I’d thought of that. But if Jeff really sat down to write the answers like the good boy his mother thought he was, I’d run across the street and tell him I’d just been detained. If he got pissed off and left, then he knew more than he’d suggested and had another reason to want to meet me.
“Can’t you just call O’Malley?” Babe said, still trying to talk me out of it.
“And tell him what? I’m meeting a man, does he want to make it a threesome? Jeff Warren knows something. By accident or design, he’s the reason this whole thing started. I’ll be careful. Besides,” I said, coming around the counter to refill my coffee mug, “he’s a hardworking guy-even his two gold-digging ex-wives admit that. And his mother says he’s a good boy. Aren’t you always after me to find some nice guy?”
Babe was not amused.
“What did you find out about this Donnelley character and the woman who was arrested with them?” she asked.
After Warren’s call, I did an online search for Kate Gustafson and the charming Mr. Donnelley. It didn’t take long. Kate had been paroled after serving two years of her sentence. She died in a fire at a bar not long after that. Eddie’s digital trail seemed to end a year and a half ago, right after his release from prison. Disappeared like a puff of smoke.
But how does someone intentionally disappear? No doubt, like everything else, things were easier if you had money. Caroline had done it, but that was years ago before everything we did left an online trail like the silvery tracings of a slug. Now it was harder. We might just as well have microchips placed in our necks like some suburban pets.
I never knew how they reckoned amounts from years ago versus current dollars, I just knew whatever the number was then, it would be worth more now. In 1986, I was a fine judge of Cabbage Patch dolls and Strawberry Shortcake merchandise, but I didn’t know what any of it cost.
“Pete and I bought the diner around then, for a helluva lot less,” Babe said. “If someone invested that money wisely for him, Donnelley could have been sitting on quite a pile when he got out. With that much money he could have bought a new identity and gone anywhere in the world.”

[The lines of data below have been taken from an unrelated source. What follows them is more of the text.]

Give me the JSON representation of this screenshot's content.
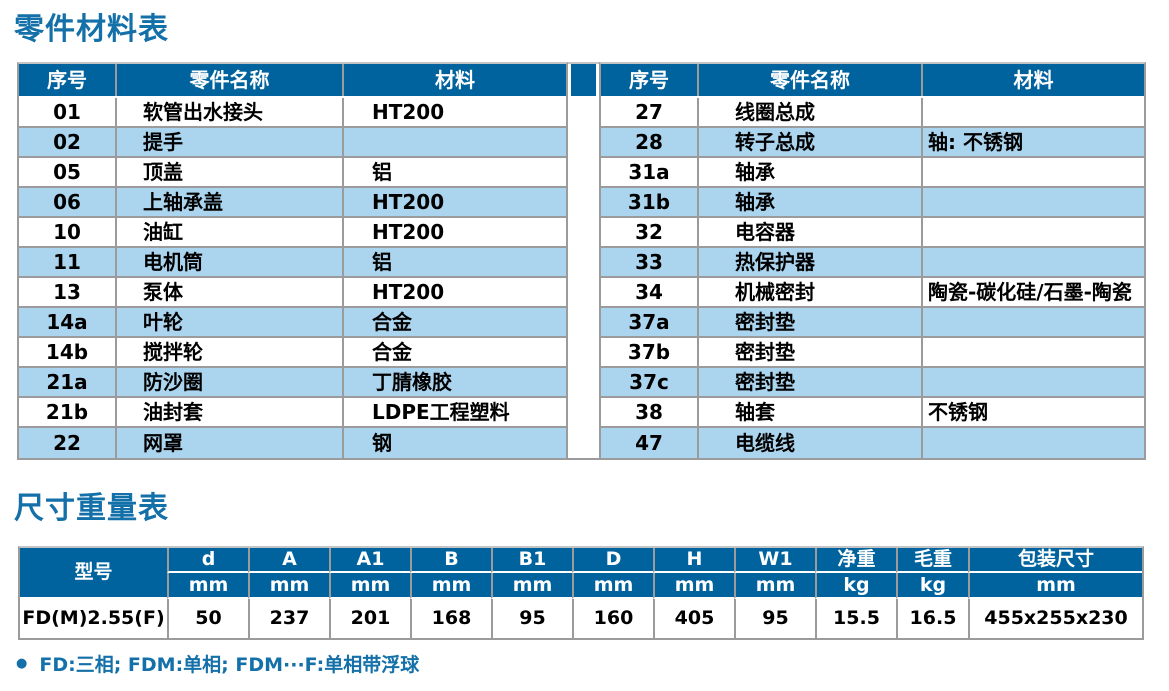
{
  "titles": {
    "parts": "零件材料表",
    "dims": "尺寸重量表"
  },
  "colors": {
    "header_blue": "#00639e",
    "row_light_blue": "#abd4ee",
    "title_blue": "#1470a8",
    "border_gray": "#9b9b9b"
  },
  "parts": {
    "headers": {
      "no": "序号",
      "name": "零件名称",
      "material": "材料"
    },
    "left": [
      {
        "no": "01",
        "name": "软管出水接头",
        "material": "HT200"
      },
      {
        "no": "02",
        "name": "提手",
        "material": ""
      },
      {
        "no": "05",
        "name": "顶盖",
        "material": "铝"
      },
      {
        "no": "06",
        "name": "上轴承盖",
        "material": "HT200"
      },
      {
        "no": "10",
        "name": "油缸",
        "material": "HT200"
      },
      {
        "no": "11",
        "name": "电机筒",
        "material": "铝"
      },
      {
        "no": "13",
        "name": "泵体",
        "material": "HT200"
      },
      {
        "no": "14a",
        "name": "叶轮",
        "material": "合金"
      },
      {
        "no": "14b",
        "name": "搅拌轮",
        "material": "合金"
      },
      {
        "no": "21a",
        "name": "防沙圈",
        "material": "丁腈橡胶"
      },
      {
        "no": "21b",
        "name": "油封套",
        "material": "LDPE工程塑料"
      },
      {
        "no": "22",
        "name": "网罩",
        "material": "钢"
      }
    ],
    "right": [
      {
        "no": "27",
        "name": "线圈总成",
        "material": ""
      },
      {
        "no": "28",
        "name": "转子总成",
        "material": "轴: 不锈钢"
      },
      {
        "no": "31a",
        "name": "轴承",
        "material": ""
      },
      {
        "no": "31b",
        "name": "轴承",
        "material": ""
      },
      {
        "no": "32",
        "name": "电容器",
        "material": ""
      },
      {
        "no": "33",
        "name": "热保护器",
        "material": ""
      },
      {
        "no": "34",
        "name": "机械密封",
        "material": "陶瓷-碳化硅/石墨-陶瓷"
      },
      {
        "no": "37a",
        "name": "密封垫",
        "material": ""
      },
      {
        "no": "37b",
        "name": "密封垫",
        "material": ""
      },
      {
        "no": "37c",
        "name": "密封垫",
        "material": ""
      },
      {
        "no": "38",
        "name": "轴套",
        "material": "不锈钢"
      },
      {
        "no": "47",
        "name": "电缆线",
        "material": ""
      }
    ]
  },
  "dims": {
    "model_header": "型号",
    "columns": [
      {
        "letter": "d",
        "unit": "mm"
      },
      {
        "letter": "A",
        "unit": "mm"
      },
      {
        "letter": "A1",
        "unit": "mm"
      },
      {
        "letter": "B",
        "unit": "mm"
      },
      {
        "letter": "B1",
        "unit": "mm"
      },
      {
        "letter": "D",
        "unit": "mm"
      },
      {
        "letter": "H",
        "unit": "mm"
      },
      {
        "letter": "W1",
        "unit": "mm"
      },
      {
        "letter": "净重",
        "unit": "kg"
      },
      {
        "letter": "毛重",
        "unit": "kg"
      },
      {
        "letter": "包装尺寸",
        "unit": "mm"
      }
    ],
    "row": {
      "model": "FD(M)2.55(F)",
      "values": [
        "50",
        "237",
        "201",
        "168",
        "95",
        "160",
        "405",
        "95",
        "15.5",
        "16.5",
        "455x255x230"
      ]
    }
  },
  "footnote": {
    "bullet": "●",
    "text": "FD:三相; FDM:单相; FDM···F:单相带浮球"
  }
}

Except something told me Donnelley hadn’t left the money with a trusted financial adviser who’d invested it soundly on his behalf. More likely he’d hidden it or given it to a compatriot who didn’t spend twenty years in jail. Was it possible Caroline knew where the money was, or had it, and she was still lying to Grant, to all of us?
If Caroline’s parents and grandmother didn’t die leaving her well provided for, where had she gotten the money she was living on when she met Grant? My head was swimming with different scenarios. I had to find out what really happened and Jeff Warren could fill in some of the blanks.
“I don’t like this,” Babe said, handing over her spare key. She made me promise to call her after Warren and I met, just in case.
“I’m not going to do anything stupid,” I said.
“You’re already doing something stupid.”